Смирение, с которым она вознамерилась принять свою жуткую судьбу — она считала ее своего рода искуплением за свои предыдущие ошибки и за сумасбродные выходки, принесшие несчастье дорогим ей людям, — необъяснимым для нее образом постепенно уступило место ощущению довольства, все больше приводившему ее в смущение. Она чувствовала себя счастливой, расплачиваясь за причиненное ею зло, как бывает счастлив кающийся, взваливший на плечи тяжелый крест во время крестного хода на Страстной неделе, или монах, каждое утро надевающий на голое тело власяницу.
Но это был самообман, и она это знала. Обескураженная, она мало-помалу открыла для себя, что в глубине души чувствовала себя счастливой вовсе не из-за того, что оплачивала долг, смиренно перенося самые невообразимые истязания, а что счастье проистекало из самих истязаний и из кротости, с которой ей нравилось их переносить.

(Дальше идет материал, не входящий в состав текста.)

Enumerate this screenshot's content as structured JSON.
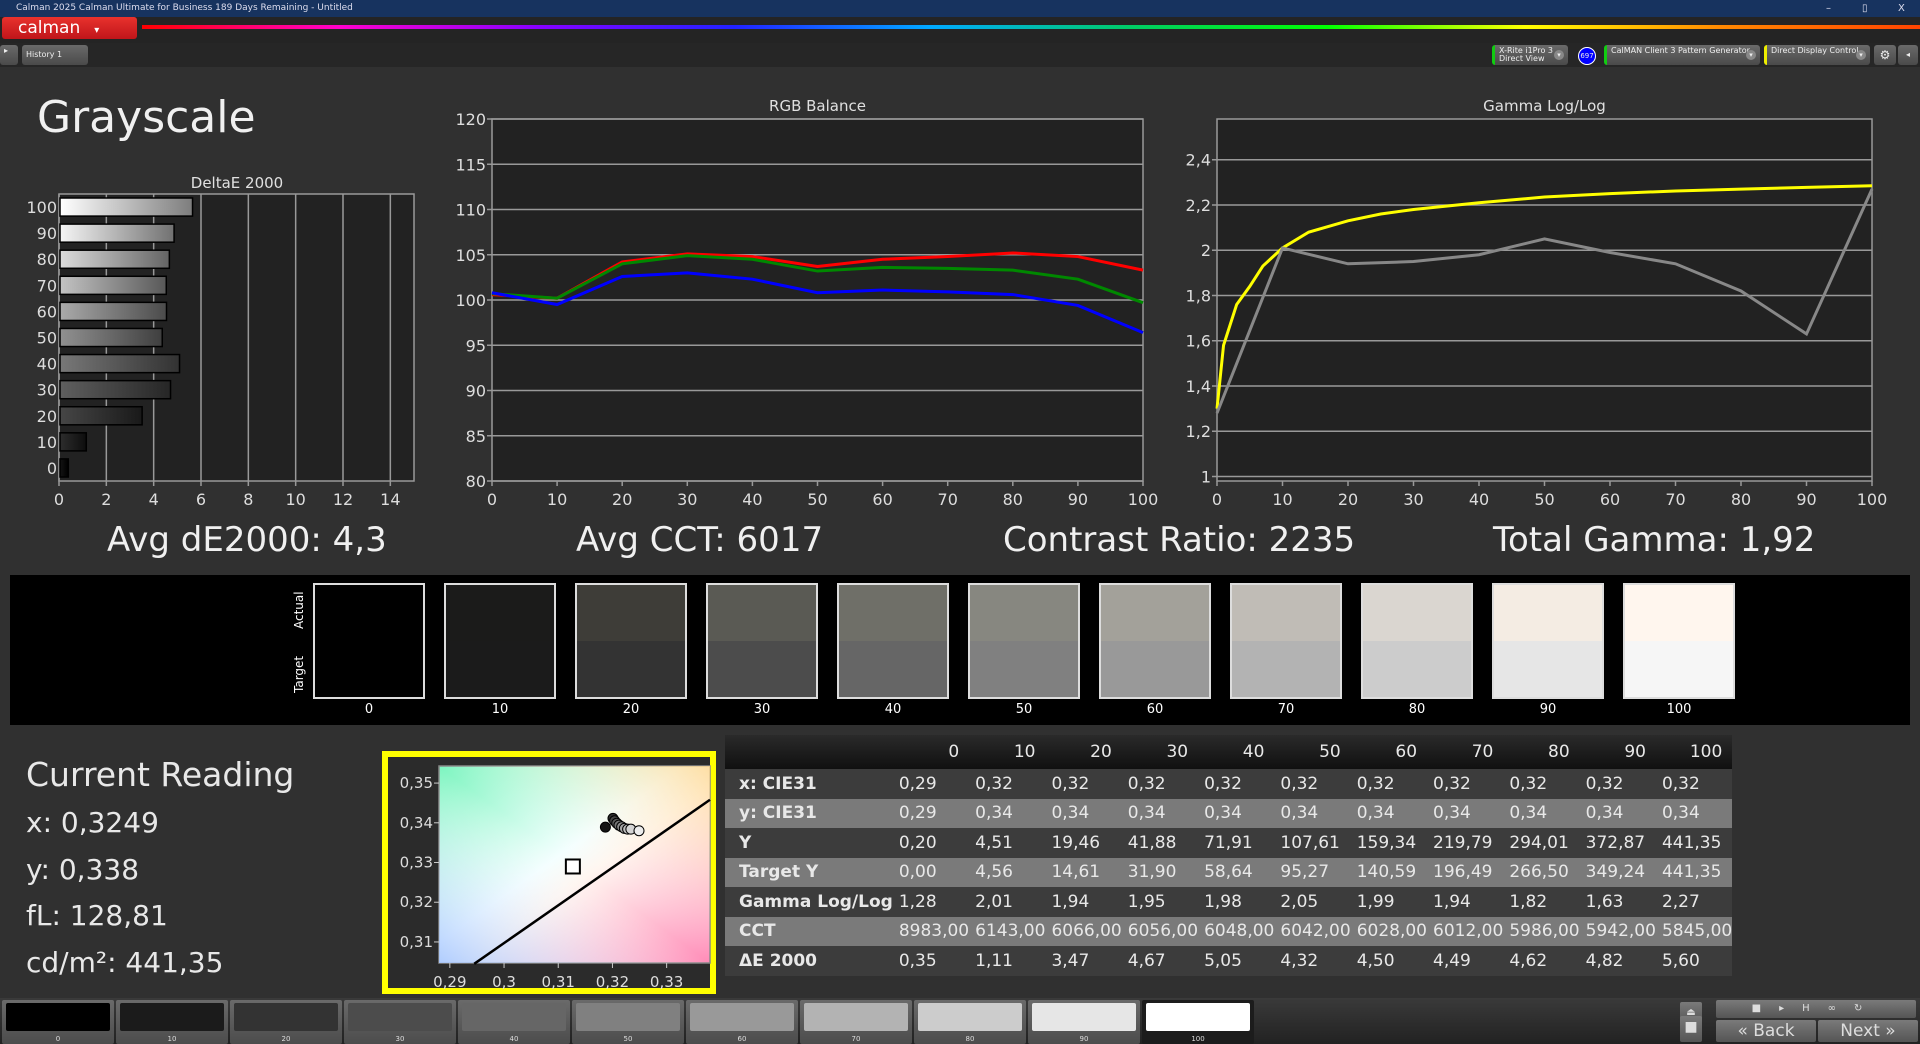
{
  "window": {
    "title": "Calman 2025 Calman Ultimate for Business 189 Days Remaining  - Untitled",
    "minimize": "–",
    "restore": "▯",
    "close": "X"
  },
  "logo": "calman",
  "toolbar": {
    "history_tab": "History 1",
    "meter": "X-Rite i1Pro 3",
    "meter_mode": "Direct View",
    "meter_badge": "697",
    "pattern_gen": "CalMAN Client 3 Pattern Generator",
    "display_control": "Direct Display Control"
  },
  "page_title": "Grayscale",
  "stats": {
    "avg_de": "Avg dE2000: 4,3",
    "avg_cct": "Avg CCT: 6017",
    "contrast": "Contrast Ratio: 2235",
    "total_gamma": "Total Gamma: 1,92"
  },
  "swatches": {
    "actual_label": "Actual",
    "target_label": "Target",
    "levels": [
      "0",
      "10",
      "20",
      "30",
      "40",
      "50",
      "60",
      "70",
      "80",
      "90",
      "100"
    ],
    "actual_colors": [
      "#000000",
      "#1b1b1a",
      "#3e3d38",
      "#5a5a54",
      "#6f6f68",
      "#878780",
      "#a3a19a",
      "#c0bcb6",
      "#dad6d0",
      "#f4ece3",
      "#fff6ee"
    ],
    "target_colors": [
      "#000000",
      "#1b1b1b",
      "#333333",
      "#4c4c4c",
      "#666666",
      "#808080",
      "#999999",
      "#b3b3b3",
      "#cccccc",
      "#e6e6e6",
      "#f6f6f6"
    ]
  },
  "current_reading": {
    "title": "Current Reading",
    "x": "x: 0,3249",
    "y": "y: 0,338",
    "fl": "fL: 128,81",
    "cdm2": "cd/m²: 441,35"
  },
  "table": {
    "columns": [
      "0",
      "10",
      "20",
      "30",
      "40",
      "50",
      "60",
      "70",
      "80",
      "90",
      "100"
    ],
    "rows": [
      {
        "label": "x: CIE31",
        "values": [
          "0,29",
          "0,32",
          "0,32",
          "0,32",
          "0,32",
          "0,32",
          "0,32",
          "0,32",
          "0,32",
          "0,32",
          "0,32"
        ]
      },
      {
        "label": "y: CIE31",
        "values": [
          "0,29",
          "0,34",
          "0,34",
          "0,34",
          "0,34",
          "0,34",
          "0,34",
          "0,34",
          "0,34",
          "0,34",
          "0,34"
        ]
      },
      {
        "label": "Y",
        "values": [
          "0,20",
          "4,51",
          "19,46",
          "41,88",
          "71,91",
          "107,61",
          "159,34",
          "219,79",
          "294,01",
          "372,87",
          "441,35"
        ]
      },
      {
        "label": "Target Y",
        "values": [
          "0,00",
          "4,56",
          "14,61",
          "31,90",
          "58,64",
          "95,27",
          "140,59",
          "196,49",
          "266,50",
          "349,24",
          "441,35"
        ]
      },
      {
        "label": "Gamma Log/Log",
        "values": [
          "1,28",
          "2,01",
          "1,94",
          "1,95",
          "1,98",
          "2,05",
          "1,99",
          "1,94",
          "1,82",
          "1,63",
          "2,27"
        ]
      },
      {
        "label": "CCT",
        "values": [
          "8983,00",
          "6143,00",
          "6066,00",
          "6056,00",
          "6048,00",
          "6042,00",
          "6028,00",
          "6012,00",
          "5986,00",
          "5942,00",
          "5845,00"
        ]
      },
      {
        "label": "ΔE 2000",
        "values": [
          "0,35",
          "1,11",
          "3,47",
          "4,67",
          "5,05",
          "4,32",
          "4,50",
          "4,49",
          "4,62",
          "4,82",
          "5,60"
        ]
      }
    ]
  },
  "bottom": {
    "back": "Back",
    "next": "Next"
  },
  "chart_data": [
    {
      "type": "bar",
      "title": "DeltaE 2000",
      "orientation": "horizontal",
      "categories": [
        "0",
        "10",
        "20",
        "30",
        "40",
        "50",
        "60",
        "70",
        "80",
        "90",
        "100"
      ],
      "values": [
        0.35,
        1.11,
        3.47,
        4.67,
        5.05,
        4.32,
        4.5,
        4.49,
        4.62,
        4.82,
        5.6
      ],
      "xlim": [
        0,
        15
      ],
      "xticks": [
        "0",
        "2",
        "4",
        "6",
        "8",
        "10",
        "12",
        "14"
      ],
      "grid": true
    },
    {
      "type": "line",
      "title": "RGB Balance",
      "x": [
        0,
        10,
        20,
        30,
        40,
        50,
        60,
        70,
        80,
        90,
        100
      ],
      "ylim": [
        80,
        120
      ],
      "yticks": [
        "80",
        "85",
        "90",
        "95",
        "100",
        "105",
        "110",
        "115",
        "120"
      ],
      "xticks": [
        "0",
        "10",
        "20",
        "30",
        "40",
        "50",
        "60",
        "70",
        "80",
        "90",
        "100"
      ],
      "grid": true,
      "series": [
        {
          "color": "#ff0000",
          "values": [
            100.6,
            100.2,
            104.2,
            105.1,
            104.8,
            103.7,
            104.5,
            104.8,
            105.2,
            104.8,
            103.3
          ]
        },
        {
          "color": "#008800",
          "values": [
            100.7,
            100.2,
            104.0,
            104.9,
            104.5,
            103.2,
            103.6,
            103.5,
            103.3,
            102.3,
            99.7
          ]
        },
        {
          "color": "#0000ff",
          "values": [
            100.8,
            99.5,
            102.6,
            103.0,
            102.3,
            100.8,
            101.1,
            100.9,
            100.6,
            99.4,
            96.4
          ]
        }
      ]
    },
    {
      "type": "line",
      "title": "Gamma Log/Log",
      "ylim": [
        0.98,
        2.58
      ],
      "yticks": [
        "1",
        "1,2",
        "1,4",
        "1,6",
        "1,8",
        "2",
        "2,2",
        "2,4"
      ],
      "xticks": [
        "0",
        "10",
        "20",
        "30",
        "40",
        "50",
        "60",
        "70",
        "80",
        "90",
        "100"
      ],
      "grid": true,
      "series": [
        {
          "color": "#ffff00",
          "x": [
            0,
            1,
            3,
            5,
            7,
            10,
            14,
            20,
            25,
            30,
            40,
            50,
            60,
            70,
            80,
            90,
            100
          ],
          "values": [
            1.3,
            1.58,
            1.76,
            1.84,
            1.93,
            2.01,
            2.08,
            2.13,
            2.16,
            2.18,
            2.21,
            2.235,
            2.25,
            2.262,
            2.27,
            2.278,
            2.285
          ]
        },
        {
          "color": "#888888",
          "x": [
            0,
            10,
            20,
            30,
            40,
            50,
            60,
            70,
            80,
            90,
            100
          ],
          "values": [
            1.28,
            2.01,
            1.94,
            1.95,
            1.98,
            2.05,
            1.99,
            1.94,
            1.82,
            1.63,
            2.27
          ]
        }
      ]
    },
    {
      "type": "scatter",
      "title": "",
      "xlim": [
        0.288,
        0.338
      ],
      "ylim": [
        0.3047,
        0.3543
      ],
      "xticks": [
        "0,29",
        "0,3",
        "0,31",
        "0,32",
        "0,33"
      ],
      "yticks": [
        "0,31",
        "0,32",
        "0,33",
        "0,34",
        "0,35"
      ],
      "target": {
        "x": 0.3127,
        "y": 0.329
      },
      "planckian": [
        [
          0.2945,
          0.3045
        ],
        [
          0.338,
          0.3458
        ]
      ],
      "points": [
        {
          "level": "10",
          "x": 0.3187,
          "y": 0.3389
        },
        {
          "level": "20",
          "x": 0.3201,
          "y": 0.3411
        },
        {
          "level": "30",
          "x": 0.3204,
          "y": 0.3405
        },
        {
          "level": "40",
          "x": 0.3208,
          "y": 0.3399
        },
        {
          "level": "50",
          "x": 0.3212,
          "y": 0.3394
        },
        {
          "level": "60",
          "x": 0.3217,
          "y": 0.339
        },
        {
          "level": "70",
          "x": 0.3222,
          "y": 0.3386
        },
        {
          "level": "80",
          "x": 0.3228,
          "y": 0.3384
        },
        {
          "level": "90",
          "x": 0.3234,
          "y": 0.3384
        },
        {
          "level": "100",
          "x": 0.3249,
          "y": 0.338
        }
      ]
    }
  ]
}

И хотя она испытывала боль, ей следовало признаться самой себе, что ее уже не пугал приход насильника и палача, — напротив, она со страстным нетерпением поджидала его, так же как жаждала плохого обращения и унижений, которым он ее подвергал. И если в какой-то момент она взбунтовалась против него, это случилось потому, что она совершенно точно знала, что подобный бунт вызовет в ответ новое, еще более злобное насилие.
В действительности так и случилось, и когда она очнулась после удара в лицо, оказалось, что палач подвергает ее дикому надругательству, отчего она испытала такое блаженство, какого никогда не испытывала раньше, хотя гигантский член разрывал ее изнутри, так что ничего другого не оставалось, как попросить пощады.
Однако даже в этой кроткой мольбе о том, чтобы он прекратил ее истязать, она нашла особое удовольствие — потому что, как она и ожидала, хозяин-чудовище ей не внял.
Солнце достигло зенита, море отступило к самому нижнему уровню, а португалец Гамбоа, Жуан Баутишта де Гамбоа-и-Кошта, дремал в своем укрытии, в тени, пережидая эти, самые тяжелые часы полуденного зноя.
Вдруг он открыл глаза, словно шестое чувство подало ему знак или им овладело неожиданное предчувствие. Он вытянул руку, нащупал ручку топора — и замер, прислушиваясь, напрягши мышцы, готовый к прыжку при малейшем признаке опасности.
Несколько мгновений спустя он обнаружил Оберлуса. Тот появился в поле его зрения на расстоянии менее двадцати метров: он шел по грудь в воде и обшаривал своими почти прозрачно-голубыми глазами каждый грот и каждое углубление в скалах.
Гамбоа понял, что время пришло и что у него нет возможности прятаться и дальше.